Abstract
The relationship between Sufis and ruling elites can be best described as ‘complicated.’ A common trope one can find in Sufi writings is the author’s emphasis on maintaining a safe distance between oneself and the wealthy and influential patron, for fear that the relationship to the latter corrupts the morals of the former. A closer look at Islamic history nevertheless reveals that, whether as friends or foes, influential Sufis were rarely too far from the ruler’s court. As interpreters of the sovereign’s dreams, spiritual guides, or companions in battle, Sufi shaykhs enjoyed a close, and oftentimes fraught relationship to political power.

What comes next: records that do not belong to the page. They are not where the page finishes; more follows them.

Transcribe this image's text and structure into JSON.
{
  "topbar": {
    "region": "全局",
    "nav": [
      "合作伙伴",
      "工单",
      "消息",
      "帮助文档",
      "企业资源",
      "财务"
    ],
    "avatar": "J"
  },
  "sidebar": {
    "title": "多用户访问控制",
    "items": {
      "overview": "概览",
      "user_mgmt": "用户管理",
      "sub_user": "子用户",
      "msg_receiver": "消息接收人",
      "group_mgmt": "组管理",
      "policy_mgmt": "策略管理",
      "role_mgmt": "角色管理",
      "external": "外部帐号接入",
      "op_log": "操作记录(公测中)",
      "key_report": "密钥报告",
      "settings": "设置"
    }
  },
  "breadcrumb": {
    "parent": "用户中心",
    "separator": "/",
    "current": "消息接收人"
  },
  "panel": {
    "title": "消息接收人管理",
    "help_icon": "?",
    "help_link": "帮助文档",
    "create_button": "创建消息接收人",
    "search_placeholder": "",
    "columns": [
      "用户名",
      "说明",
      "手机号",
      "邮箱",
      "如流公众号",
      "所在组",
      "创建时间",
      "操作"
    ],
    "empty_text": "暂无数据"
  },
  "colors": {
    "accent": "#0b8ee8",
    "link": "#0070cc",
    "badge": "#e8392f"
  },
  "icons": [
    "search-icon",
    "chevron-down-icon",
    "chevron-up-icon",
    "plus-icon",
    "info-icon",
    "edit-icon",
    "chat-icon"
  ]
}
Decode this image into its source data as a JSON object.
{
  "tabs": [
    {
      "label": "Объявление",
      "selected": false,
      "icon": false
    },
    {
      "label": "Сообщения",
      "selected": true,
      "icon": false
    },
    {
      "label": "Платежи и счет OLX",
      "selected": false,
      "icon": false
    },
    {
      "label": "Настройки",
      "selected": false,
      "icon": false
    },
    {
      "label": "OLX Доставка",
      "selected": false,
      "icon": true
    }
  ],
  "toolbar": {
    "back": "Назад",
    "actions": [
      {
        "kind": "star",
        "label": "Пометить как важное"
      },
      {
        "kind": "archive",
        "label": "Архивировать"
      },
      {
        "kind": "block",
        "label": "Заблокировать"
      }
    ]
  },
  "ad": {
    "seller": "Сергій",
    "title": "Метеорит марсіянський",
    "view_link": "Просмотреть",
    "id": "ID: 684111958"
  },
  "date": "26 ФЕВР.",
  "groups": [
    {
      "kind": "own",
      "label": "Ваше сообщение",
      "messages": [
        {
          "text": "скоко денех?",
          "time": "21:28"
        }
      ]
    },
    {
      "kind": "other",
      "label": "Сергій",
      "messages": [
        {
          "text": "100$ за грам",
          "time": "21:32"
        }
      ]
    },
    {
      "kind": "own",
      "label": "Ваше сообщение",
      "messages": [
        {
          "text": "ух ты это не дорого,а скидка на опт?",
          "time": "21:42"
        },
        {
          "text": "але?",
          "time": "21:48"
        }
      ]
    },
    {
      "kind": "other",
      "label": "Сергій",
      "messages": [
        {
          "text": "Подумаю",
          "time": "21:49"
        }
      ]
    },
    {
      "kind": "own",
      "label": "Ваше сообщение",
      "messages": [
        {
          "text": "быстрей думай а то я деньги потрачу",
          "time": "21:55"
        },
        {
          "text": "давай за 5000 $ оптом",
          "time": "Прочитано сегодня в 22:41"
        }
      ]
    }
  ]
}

This paper will focus on an aspect of this historical relationship between Sufis and rulers that is yet to receive scholarly attention: Ottoman ‘army shaykhs.’ ‘Army shaykhs’ (ordu şeyhleri) were Sufis who accompanied Ottoman rulers to the battlefield and appear to have been typically tasked with uplifting the morale of the troops. I will focus on two of the earliest recorded examples we have of such Sufi involvement in Ottoman military campaigns: Akşemseddin (d. 863/1459), the Sufi who advised Sultan Mehmed the Conqueror and was instrumental in the conquest of Constantinople in 1453, and Nureddinzade Müslihuddin (d. 981/1574), whose dream and advice guided Sultan Süleyman on his campaign to Szigetvar in 1566. I argue that the roles Sufis had in military campaigns – as gleaned from chronicles and biographical sources – both complicate scholarly categories of Sufism as apolitical and shed light on the uneasy nature of the Sufi-Sultan dynamics in the Ottoman historical context and beyond.